Una vez que el Ejecutivo lo modifique, reelabore o haga suyo, ¿cómo debe resolverse la puesta en vigencia del nuevo contrato?, ¿con un decreto o una ley?
El Enress considera que -siguiendo lo ocurrido en la ley N° 11.220 que transformó el sector sanitario provincial y la legislación posterior-, bastará con un decreto. De hecho, el contrato que continúa vigente -del que tanto discutieron Aguas Provinciales y el gobierno en los últimos años-, no era parte de aquella ley.
Sin embargo, cabe advertir que también pueden encontrarse argumentos en favor de una discusión legislativa, más allá del tiempo que ésta insuma. Basta con recordar lo ocurrido durante estos 10 años: los resultados de la privatización, que fueron producto de una solitaria decisión política de la mayoría justicialista santafesina, en los '90. La razón de ser de la concesión fue lograr inversiones que den agua potable y cloacas a todos los usuarios: huelgan más comentarios.
Quien quiera argumentar en favor de un decreto, podrá recordar que mediante la ley N° 11.665 el Poder Legislativo santafesino otorgó al Ejecutivo (en 1999) la facultad de modificar el contrato y adecuaciones a las metas y obligaciones del prestador (tal como se hizo entonces).

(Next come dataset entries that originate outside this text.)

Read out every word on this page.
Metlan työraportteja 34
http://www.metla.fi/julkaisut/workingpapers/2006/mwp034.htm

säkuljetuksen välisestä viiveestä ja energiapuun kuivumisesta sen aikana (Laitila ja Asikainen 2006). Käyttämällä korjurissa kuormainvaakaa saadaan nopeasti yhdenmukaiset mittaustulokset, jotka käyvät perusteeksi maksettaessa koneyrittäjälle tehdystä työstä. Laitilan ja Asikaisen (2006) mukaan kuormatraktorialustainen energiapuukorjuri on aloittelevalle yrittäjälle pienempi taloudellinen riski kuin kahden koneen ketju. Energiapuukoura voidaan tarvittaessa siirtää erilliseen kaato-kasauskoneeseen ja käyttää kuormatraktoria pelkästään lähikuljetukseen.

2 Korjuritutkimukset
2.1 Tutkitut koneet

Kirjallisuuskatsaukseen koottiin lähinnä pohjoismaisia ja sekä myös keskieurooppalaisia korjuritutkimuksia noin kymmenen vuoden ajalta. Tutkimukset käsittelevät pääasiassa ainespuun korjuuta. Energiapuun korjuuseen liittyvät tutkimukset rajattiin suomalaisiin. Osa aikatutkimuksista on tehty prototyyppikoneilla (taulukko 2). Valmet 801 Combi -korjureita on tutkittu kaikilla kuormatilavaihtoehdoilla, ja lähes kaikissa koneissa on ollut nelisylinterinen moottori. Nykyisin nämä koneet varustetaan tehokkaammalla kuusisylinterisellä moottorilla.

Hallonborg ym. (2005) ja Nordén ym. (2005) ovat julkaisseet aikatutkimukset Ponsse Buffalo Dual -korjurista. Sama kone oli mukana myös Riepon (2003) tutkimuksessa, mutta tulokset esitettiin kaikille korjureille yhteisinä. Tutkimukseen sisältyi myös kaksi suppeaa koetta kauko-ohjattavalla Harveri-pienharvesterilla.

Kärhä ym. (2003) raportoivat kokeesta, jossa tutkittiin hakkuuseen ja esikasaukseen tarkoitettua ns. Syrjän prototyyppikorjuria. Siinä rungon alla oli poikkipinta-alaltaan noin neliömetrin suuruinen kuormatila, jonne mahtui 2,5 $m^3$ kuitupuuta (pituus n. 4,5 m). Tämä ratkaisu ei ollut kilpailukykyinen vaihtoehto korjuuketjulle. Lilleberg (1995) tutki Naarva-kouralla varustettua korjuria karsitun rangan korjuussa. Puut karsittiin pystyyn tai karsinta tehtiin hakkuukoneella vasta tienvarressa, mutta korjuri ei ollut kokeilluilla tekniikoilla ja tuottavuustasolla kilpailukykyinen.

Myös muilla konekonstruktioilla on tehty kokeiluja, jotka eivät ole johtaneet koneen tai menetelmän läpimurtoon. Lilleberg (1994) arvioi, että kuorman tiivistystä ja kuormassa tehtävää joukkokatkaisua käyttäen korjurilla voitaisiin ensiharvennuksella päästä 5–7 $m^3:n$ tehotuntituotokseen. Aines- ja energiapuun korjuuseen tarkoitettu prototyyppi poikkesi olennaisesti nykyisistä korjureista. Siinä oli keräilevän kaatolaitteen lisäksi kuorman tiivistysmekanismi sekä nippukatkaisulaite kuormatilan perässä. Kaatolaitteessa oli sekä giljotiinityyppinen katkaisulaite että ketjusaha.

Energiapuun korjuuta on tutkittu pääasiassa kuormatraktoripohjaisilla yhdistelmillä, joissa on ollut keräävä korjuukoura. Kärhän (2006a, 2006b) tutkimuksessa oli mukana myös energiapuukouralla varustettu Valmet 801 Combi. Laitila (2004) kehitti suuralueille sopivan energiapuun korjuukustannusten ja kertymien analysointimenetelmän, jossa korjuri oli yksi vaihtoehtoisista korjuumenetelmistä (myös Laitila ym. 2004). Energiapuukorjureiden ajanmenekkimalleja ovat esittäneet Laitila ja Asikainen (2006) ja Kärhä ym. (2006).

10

Quien desee provocar el debate en las Cámaras y buscar más consenso, podrá recordarle al oficialismo qué ocurrió gracias a aquella libertad de facultades: hubo interminables procesos renegociadores con los que la empresa pudo seguir explotando el servicio público sin cumplir con las inversiones.
Más allá del criterio jurídico que se adopte, se tratará en definitiva de una decisión política. Y debe recordarse que no le ha ido mal al Ejecutivo con la determinación de incorporar representes de las municipalidades en manos de partidos de la oposición al conformar la nueva empresa Assa.